Amorphous alloy fiber-reinforced concrete (AAFRC) demonstrates superior tensile strength and corrosion resistance compared to steel fiber-reinforced concrete. However, the weak interfacial bonding between amorphous alloy fiber (AAF) and the cement matrix limits its performance, necessitating surface modification. This study investigates the effect of nano-SiO2 surface modification on AAF and its influence on the mechanical properties of ultrahigh-performance concrete (UHPC). The results reveal that a 3% nano-SiO2 solution yields optimal fiber modification, achieving a surface roughness of 3.94, a contact angle of 5.653°, and an interfacial bond strength of 3.37 MPa with the cement matrix. After modification, the UHPC incorporating treated fibers exhibited significant improvements in mechanical performance, with compressive strength, flexural strength, tensile strength, and peak stress reaching 134.4, 25.9, 8.51, and 119.27 MPa, respectively.
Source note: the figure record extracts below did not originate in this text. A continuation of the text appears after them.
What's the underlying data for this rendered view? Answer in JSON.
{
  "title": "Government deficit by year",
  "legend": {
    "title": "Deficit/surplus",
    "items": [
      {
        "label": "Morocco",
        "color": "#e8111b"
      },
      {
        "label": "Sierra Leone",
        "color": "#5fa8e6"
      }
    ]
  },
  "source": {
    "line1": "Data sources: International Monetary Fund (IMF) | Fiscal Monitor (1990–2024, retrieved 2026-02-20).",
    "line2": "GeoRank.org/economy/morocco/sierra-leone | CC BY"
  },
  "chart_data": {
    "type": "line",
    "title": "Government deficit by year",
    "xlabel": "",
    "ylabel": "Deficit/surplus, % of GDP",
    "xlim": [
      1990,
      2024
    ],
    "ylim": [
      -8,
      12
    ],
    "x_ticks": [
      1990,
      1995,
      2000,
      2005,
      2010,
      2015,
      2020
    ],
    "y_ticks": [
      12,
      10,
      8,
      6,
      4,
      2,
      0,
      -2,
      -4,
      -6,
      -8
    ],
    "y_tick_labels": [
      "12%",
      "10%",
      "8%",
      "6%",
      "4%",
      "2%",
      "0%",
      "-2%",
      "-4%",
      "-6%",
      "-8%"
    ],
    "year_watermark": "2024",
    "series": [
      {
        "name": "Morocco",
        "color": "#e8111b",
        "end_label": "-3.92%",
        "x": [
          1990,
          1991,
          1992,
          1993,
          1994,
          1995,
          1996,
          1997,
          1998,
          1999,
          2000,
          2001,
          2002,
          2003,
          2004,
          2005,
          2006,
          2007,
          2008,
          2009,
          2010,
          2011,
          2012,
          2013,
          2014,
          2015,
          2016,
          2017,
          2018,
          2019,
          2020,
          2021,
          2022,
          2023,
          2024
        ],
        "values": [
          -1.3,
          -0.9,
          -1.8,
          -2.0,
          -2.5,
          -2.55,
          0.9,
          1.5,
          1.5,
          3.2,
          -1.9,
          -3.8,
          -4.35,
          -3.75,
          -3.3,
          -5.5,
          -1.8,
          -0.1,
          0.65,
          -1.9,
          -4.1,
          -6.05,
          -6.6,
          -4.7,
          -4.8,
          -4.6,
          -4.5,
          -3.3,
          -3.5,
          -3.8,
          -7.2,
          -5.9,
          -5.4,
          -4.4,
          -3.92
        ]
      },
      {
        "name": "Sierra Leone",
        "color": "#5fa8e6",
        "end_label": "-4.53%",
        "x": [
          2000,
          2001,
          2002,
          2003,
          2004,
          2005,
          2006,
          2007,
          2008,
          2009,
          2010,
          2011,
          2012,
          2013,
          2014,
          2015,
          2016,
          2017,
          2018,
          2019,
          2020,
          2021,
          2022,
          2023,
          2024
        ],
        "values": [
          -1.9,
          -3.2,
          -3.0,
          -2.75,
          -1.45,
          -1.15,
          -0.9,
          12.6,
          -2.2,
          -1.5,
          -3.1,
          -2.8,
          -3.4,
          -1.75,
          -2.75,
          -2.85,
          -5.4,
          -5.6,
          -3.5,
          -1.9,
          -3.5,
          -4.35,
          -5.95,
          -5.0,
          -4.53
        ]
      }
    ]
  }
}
These values represent increases of 3.54%, 7.92%, 13.47%, and 8.9% compared to UHPC with unmodified fibers. Microstructural analysis indicates that the nano-SiO2 coating reacts with cement hydration products, consuming Ca(OH)2 and generating additional C-S-H gel, thereby enhancing the fiber-matrix interface and overall mechanical performance. The findings provide a practical approach to optimizing AAF reinforcement in UHPC applications.